Reader, she did not know…
Story is all about transformation. Our protagonists need to want something, struggle to get it, and be changed by the end of the narrative arc. It took over 50,000 words before I realized that I did not entirely know what my protagonist wanted. Sure, the scenes were clear, but the themes kept changing.
I’m embarrassed to admit it, because … er, since it is a memoir, I am the protagonist.
Then, she started writing fiction…
In the last few months, I’ve been outlining what I hope will be the scaffolding for a novel. As I write through journaling prompts and beat structure, I’ve started to explore what my fictional hero wants. At first, I gave her an external desire—the belief that, “If only I could achieve this one thing, my life will be better.” I brainstormed a bunch of obstacles to keep her from attaining that goal. Then, I thought about why this character believes that this external goal will change her life? What does she think achieving this goal will give her?

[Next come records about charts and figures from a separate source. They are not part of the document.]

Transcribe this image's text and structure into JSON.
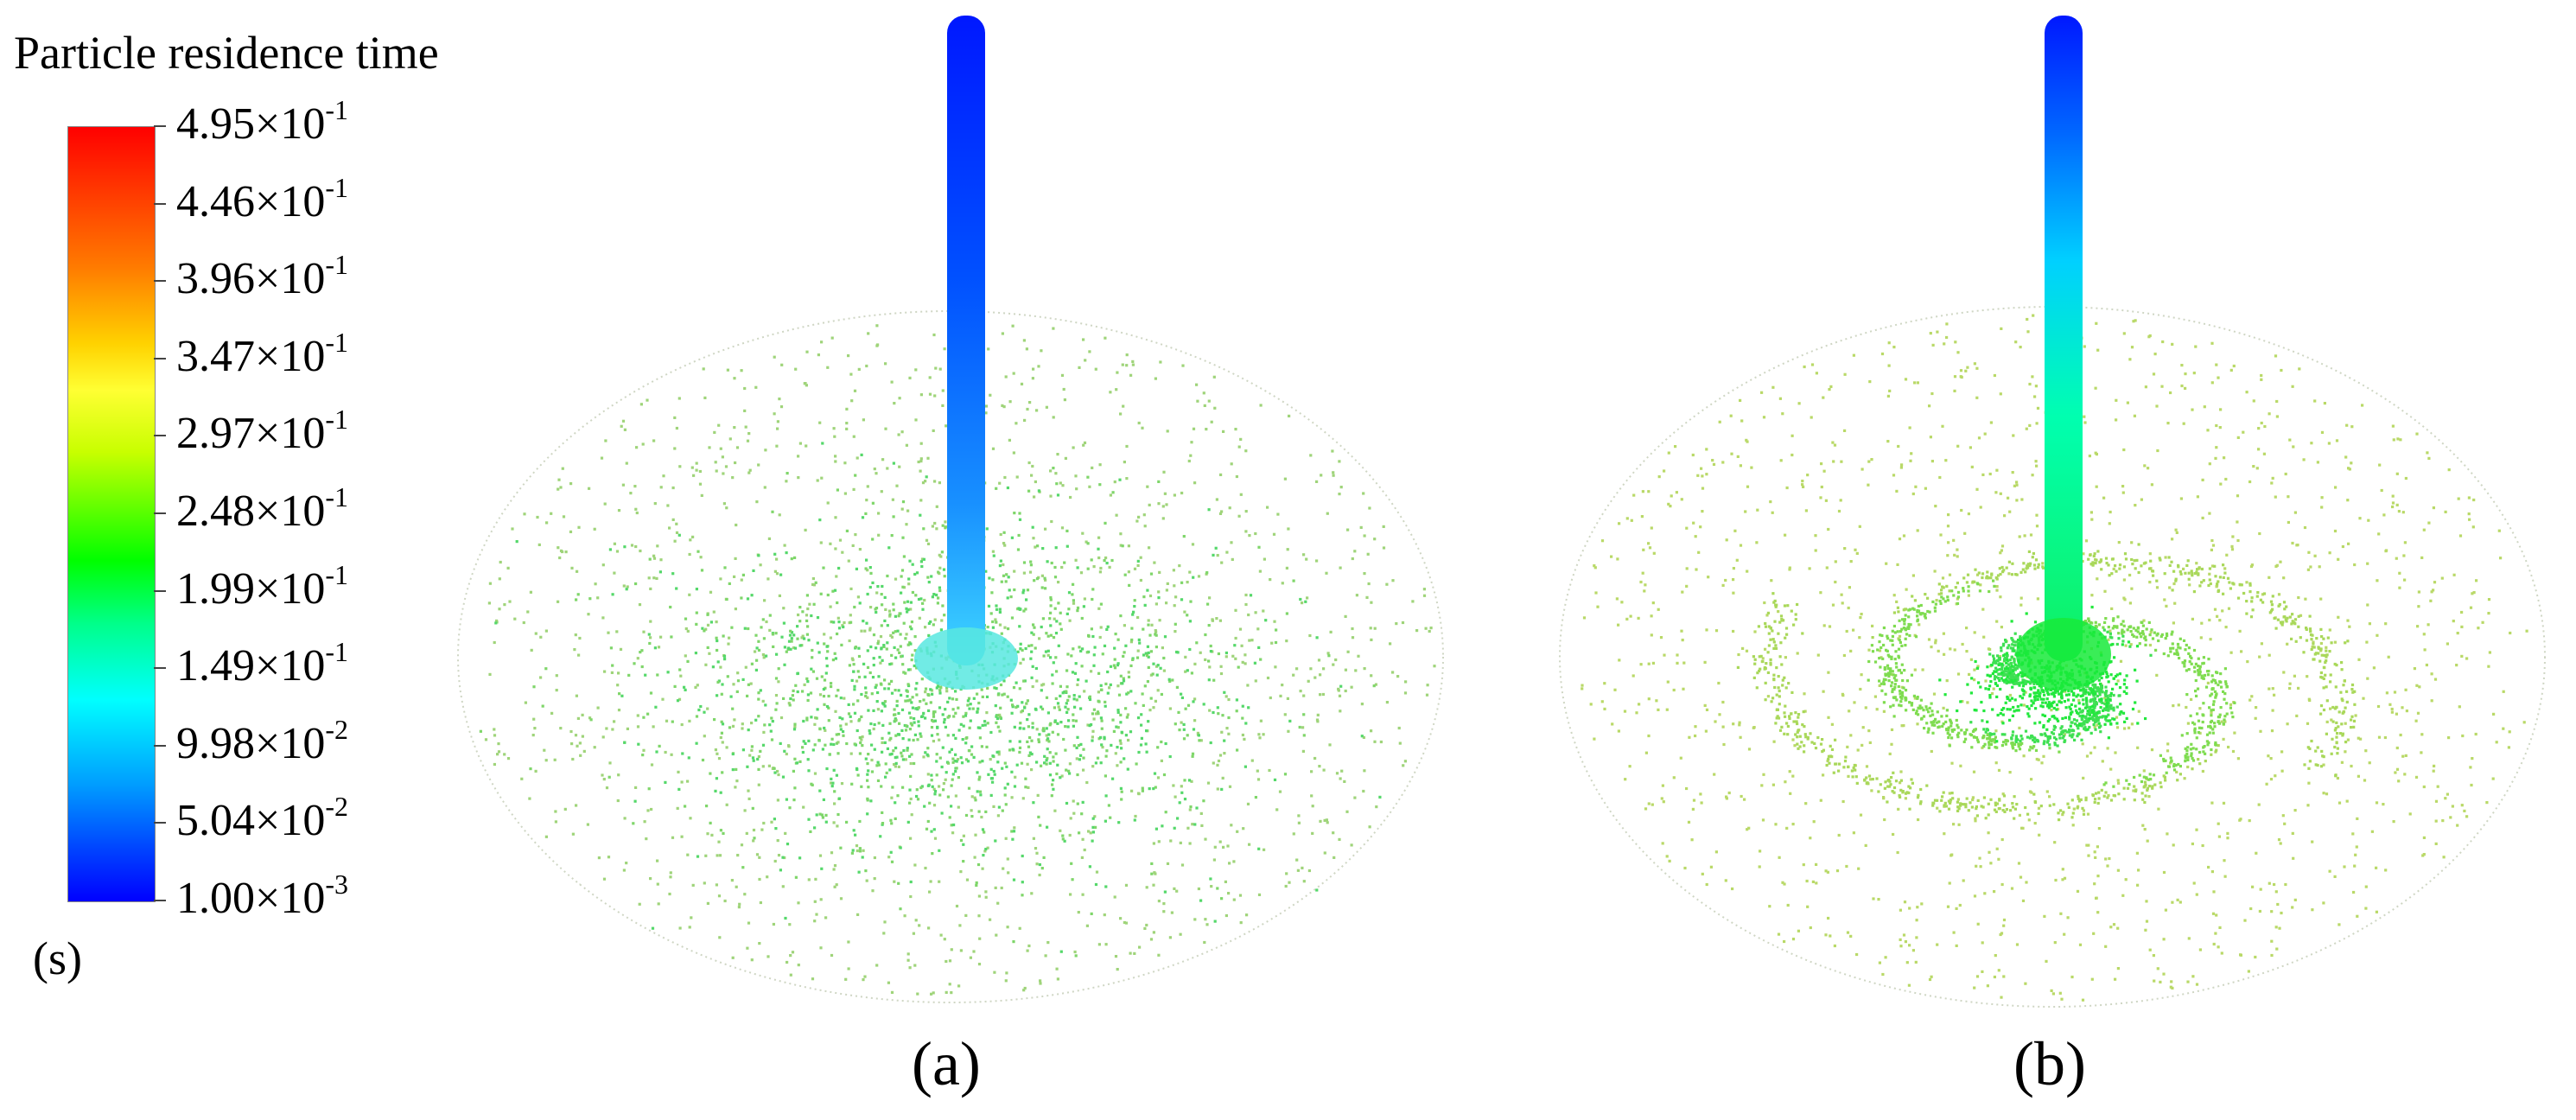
{
  "legend": {
    "title": "Particle residence time",
    "unit": "(s)",
    "ticks": [
      {
        "mantissa": "4.95",
        "exponent": "-1"
      },
      {
        "mantissa": "4.46",
        "exponent": "-1"
      },
      {
        "mantissa": "3.96",
        "exponent": "-1"
      },
      {
        "mantissa": "3.47",
        "exponent": "-1"
      },
      {
        "mantissa": "2.97",
        "exponent": "-1"
      },
      {
        "mantissa": "2.48",
        "exponent": "-1"
      },
      {
        "mantissa": "1.99",
        "exponent": "-1"
      },
      {
        "mantissa": "1.49",
        "exponent": "-1"
      },
      {
        "mantissa": "9.98",
        "exponent": "-2"
      },
      {
        "mantissa": "5.04",
        "exponent": "-2"
      },
      {
        "mantissa": "1.00",
        "exponent": "-3"
      }
    ],
    "colormap": [
      "#0000ff",
      "#00ffff",
      "#00ff00",
      "#ffff00",
      "#ff0000"
    ]
  },
  "panels": [
    {
      "label": "(a)",
      "pattern": "scattered"
    },
    {
      "label": "(b)",
      "pattern": "swirl"
    }
  ]
}
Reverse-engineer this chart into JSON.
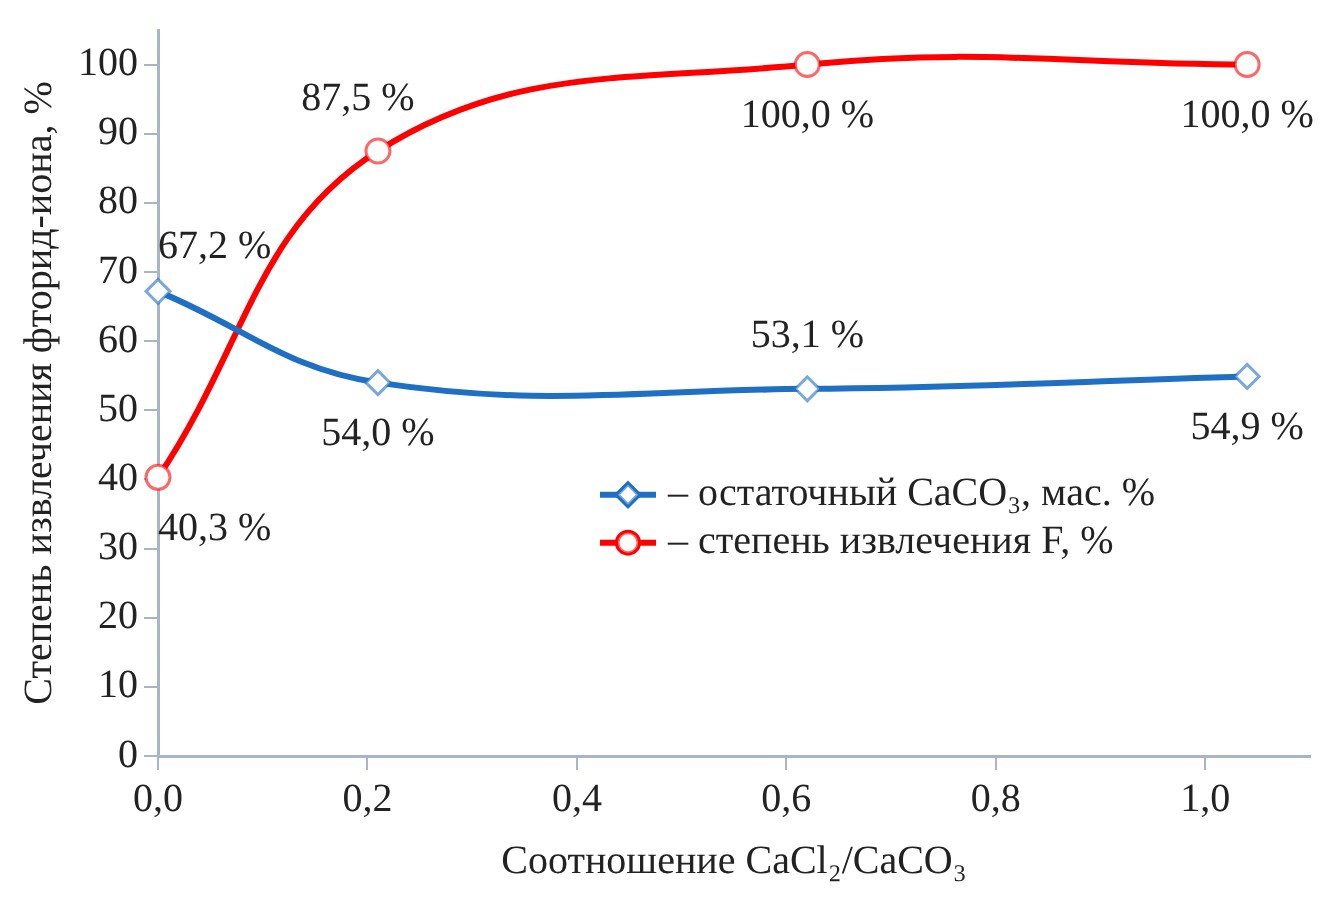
{
  "chart_data": {
    "type": "line",
    "xlabel": "Соотношение CaCl₂/CaCO₃",
    "ylabel": "Степень извлечения фторид-иона, %",
    "x": [
      0,
      0.21,
      0.62,
      1.04
    ],
    "series": [
      {
        "name": "– остаточный CaCO₃, мас. %",
        "color": "#1f6fc5",
        "values": [
          67.2,
          54.0,
          53.1,
          54.9
        ],
        "value_labels": [
          "67,2 %",
          "54,0 %",
          "53,1 %",
          "54,9 %"
        ],
        "marker": "diamond"
      },
      {
        "name": "– степень извлечения F, %",
        "color": "#ff0000",
        "values": [
          40.3,
          87.5,
          100.0,
          100.0
        ],
        "value_labels": [
          "40,3 %",
          "87,5 %",
          "100,0 %",
          "100,0 %"
        ],
        "marker": "circle"
      }
    ],
    "xlim": [
      0,
      1.1
    ],
    "xticks": [
      {
        "value": 0,
        "label": "0,0"
      },
      {
        "value": 0.2,
        "label": "0,2"
      },
      {
        "value": 0.4,
        "label": "0,4"
      },
      {
        "value": 0.6,
        "label": "0,6"
      },
      {
        "value": 0.8,
        "label": "0,8"
      },
      {
        "value": 1.0,
        "label": "1,0"
      }
    ],
    "ylim": [
      0,
      105
    ],
    "yticks": [
      0,
      10,
      20,
      30,
      40,
      50,
      60,
      70,
      80,
      90,
      100
    ],
    "grid": false,
    "legend": "right",
    "line_style": "solid"
  }
}
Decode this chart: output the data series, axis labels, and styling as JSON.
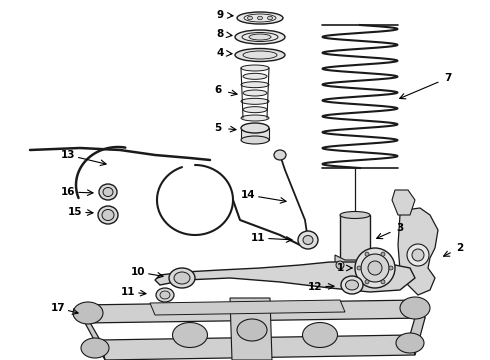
{
  "bg_color": "#ffffff",
  "line_color": "#1a1a1a",
  "fig_width": 4.9,
  "fig_height": 3.6,
  "dpi": 100
}
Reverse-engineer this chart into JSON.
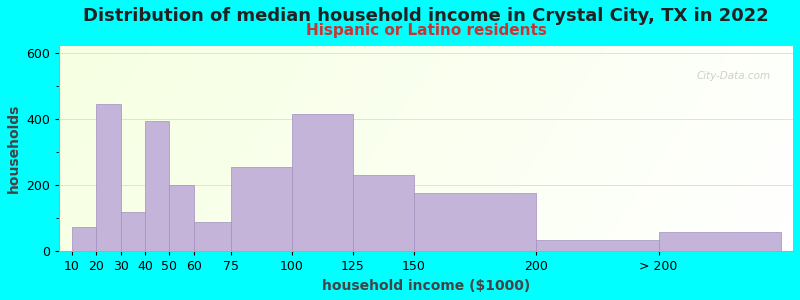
{
  "title": "Distribution of median household income in Crystal City, TX in 2022",
  "subtitle": "Hispanic or Latino residents",
  "xlabel": "household income ($1000)",
  "ylabel": "households",
  "background_color": "#00ffff",
  "bar_color": "#c5b4d9",
  "bar_edge_color": "#a090be",
  "bin_edges": [
    10,
    20,
    30,
    40,
    50,
    60,
    75,
    100,
    125,
    150,
    200,
    250,
    300
  ],
  "values": [
    75,
    445,
    120,
    395,
    200,
    90,
    255,
    415,
    230,
    175,
    35,
    60
  ],
  "ylim": [
    0,
    620
  ],
  "yticks": [
    0,
    200,
    400,
    600
  ],
  "xlim_left": 5,
  "xlim_right": 305,
  "title_fontsize": 13,
  "subtitle_fontsize": 11,
  "subtitle_color": "#cc3333",
  "axis_label_fontsize": 10,
  "tick_fontsize": 9,
  "xtick_positions": [
    10,
    20,
    30,
    40,
    50,
    60,
    75,
    100,
    125,
    150,
    200,
    250
  ],
  "xtick_labels": [
    "10",
    "20",
    "30",
    "40",
    "50",
    "60",
    "75",
    "100",
    "125",
    "150",
    "200",
    "> 200"
  ],
  "watermark": "City-Data.com"
}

As I answered questions about my fictional protagonist, something clicked. Once I moved further into my outline, imagining plot points as I went, I could see that my fictional hero and my memoir hero kiiinda want the same thing [insert forehead slap here].
Whether I’m making it up or exploring my own life, I seem to always come back to themes of identity and belonging. Though no less vulnerable, writing fiction feels less personal somehow. I still worry about entertaining the reader, but I’m relieved to not be the character on the page.
She is transformed (ehh, but still learning… )
Intentionally or not, I think that writers explore the same topics—making sense of their own human longings and needs—from different perspectives in different ways. Sometimes we do it without even realizing it.
The story, I’ve learned, will reveal itself through the writing … I just didn’t know that it would take writing fiction to reveal the real story within my memoir.